Oliver Twist Readalong: Final Thoughts

Author: Charles Dickens, 1837
Genre: Social Criticism, Fiction
Format: Paperback, 603 pages

There you go, I have finally read my first Dickens. I am glad that my first experience turned out so pleasant, and I am looking forward to reading a few more works by him. Looking back at the first pages of the book again, I can’t help but think how surprised I was with Dickens’ language and wonderful characters. Yes, sometimes Oliver was intolerably gullible and overly nice; and yes, maybe the fact that he met his long-lost relatives left and right was a little too much even for a coincidence.  However, I never got annoyed , which is pretty amazing, because I am rather sensitive to things like that.
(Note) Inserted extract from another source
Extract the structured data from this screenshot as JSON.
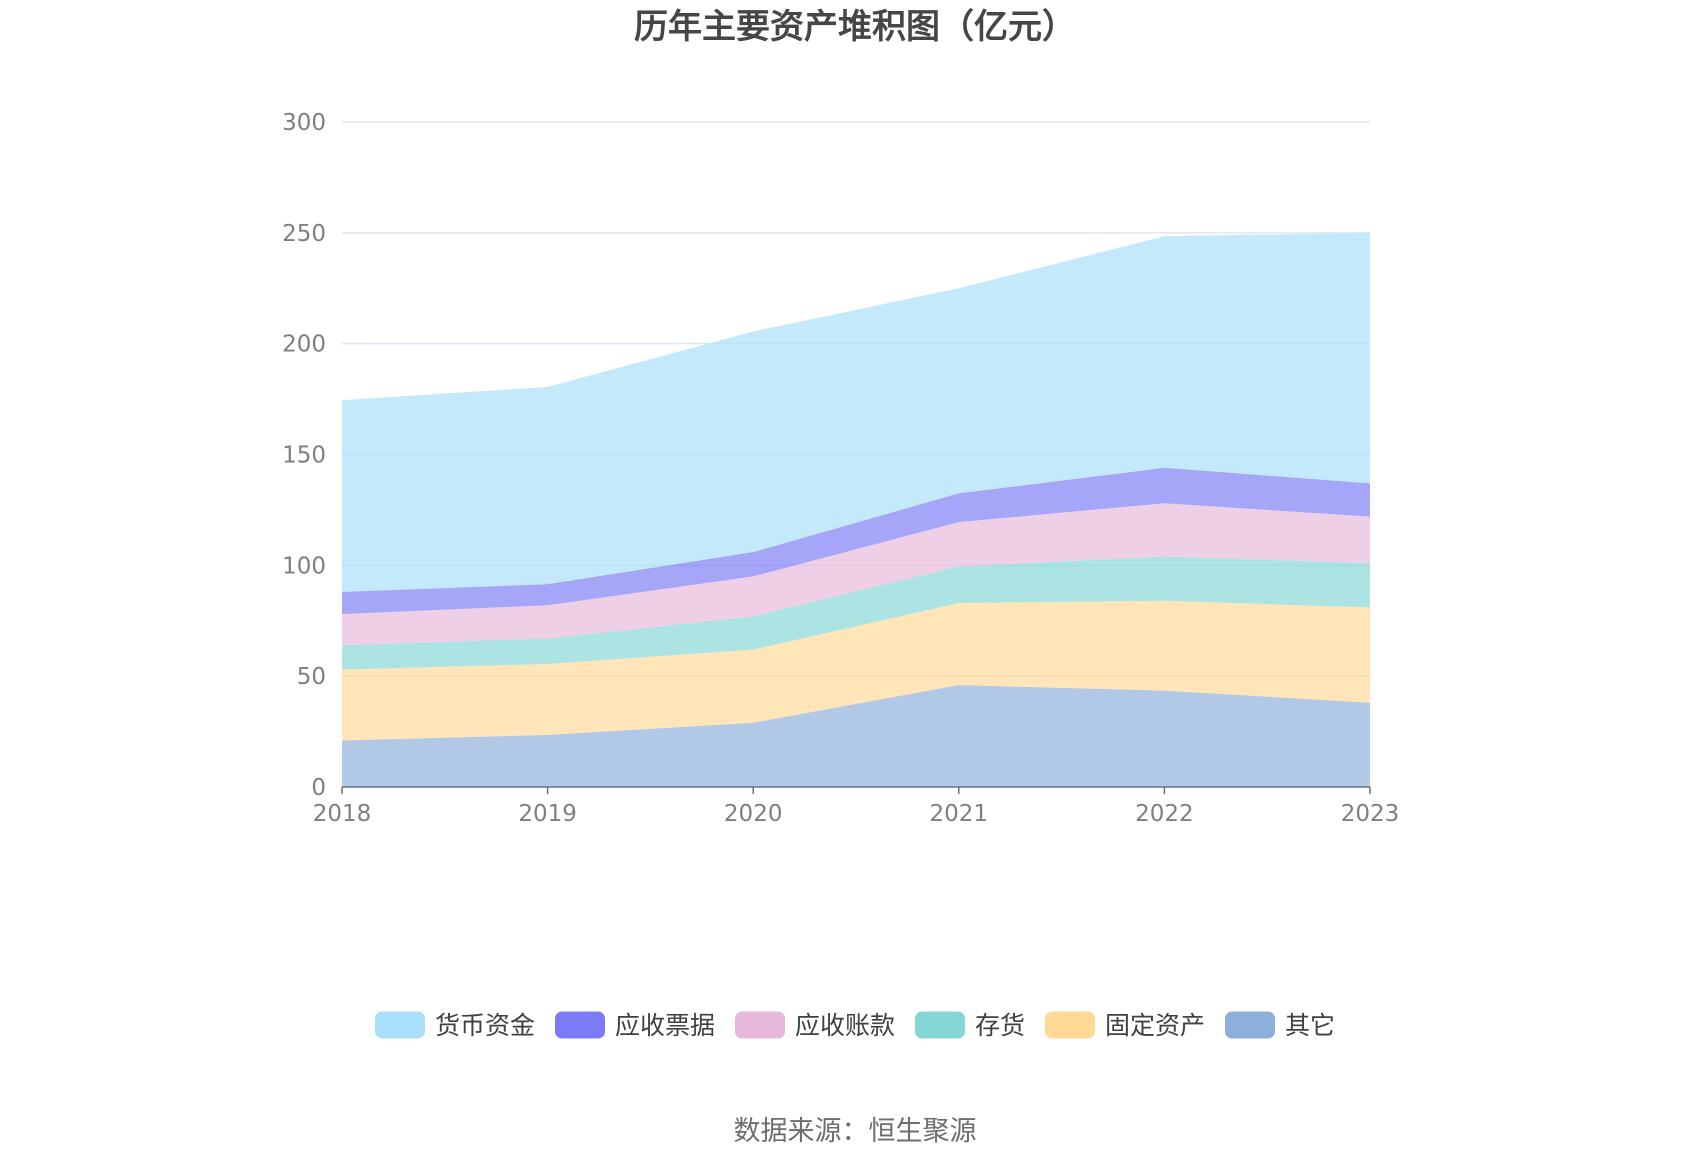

I heard a lot of people had problems with Dickens’ language, finding it sometimes too dry or sometimes too preachy. Personally I find that Dickens’ way of expressing his ideas and beliefs id actually what drew me into the story. I loved strong sarcasm, evident opinions on social stratification and poor living conditions, and somewhat dark humor in places where it is most appropriate. When it came to his storytelling, I didn’t think the story dragged at any point, the way I usually felt with some classics that focused on fruity prose and number of pages. Like I said, sometimes it was hard to believe that Oliver, who grew up on nothing but mistreatment and abuse, could turn out so sweet and innocent. He was almost too perfect of a representation  of innocence, taking into consideration that he never was corrupted by all the evil around him. Yes, many of Dickens’ characters might seem a bit too black and white, but I found it rather fitting for what he had been trying to achieve here.

I think I will invest some more time into discovering Dickens’ genius. Few of his books that caught my eye and that are squeezing their way into my reading list are The Christmas Carol, Bleak House, and The Old Curiosity Shop. I just hope I will like them as much as I liked Oliver Twist. Actually, I can see myself re-reading this one a couple of years from now.


  1. Thanks for your review. I enjoyed A tale of Two Cities but hadn’t heard good things about Oliver Twist. I think I will add it to my reading list after all.

  2. I enjoyed the sarcasm and dark humor as well! I wasn’t expecting it.

  3. @Livingdelilah I heard that a lot of people struggle with A Tale of Two Cities. It’s great to know that you liked it. I definitely recommend to give Oliver Twist a shot. It seems like most readers fall into two categories: those who love it, and those who hate it. 🙂 One way to find out for sure is to try the book yourself. Good luck!

    @Katy F. I was totally surprised to see Dickens as a great entertainer. I always imagined his books boring and dry. Proved me wrong!

  4. Jillian · ·

    I still can’t bring myself to finish this one. I need to.

    I want to understand Dickens also. I’ve just gotten a copy of the Tomalin biography (about his affair with Nelly Ternan.)

    I might read that before finishing Oliver Twist

  5. @Jillian

    It happened to me before. There is a book others love, but I just can’t stand reading it. Maybe his other works would appeal more to you. Thankfully, Dickens was rather productive when it came to writing. 🙂

  6. netlinking…

    […]Oliver Twist Readalong: Final Thoughts « Tasseled Blog[…]…

  7. I love it too, even more now that it settled in a little in my mind. I am planning to reread it for my Dickens project someday, so that is something to look forward to.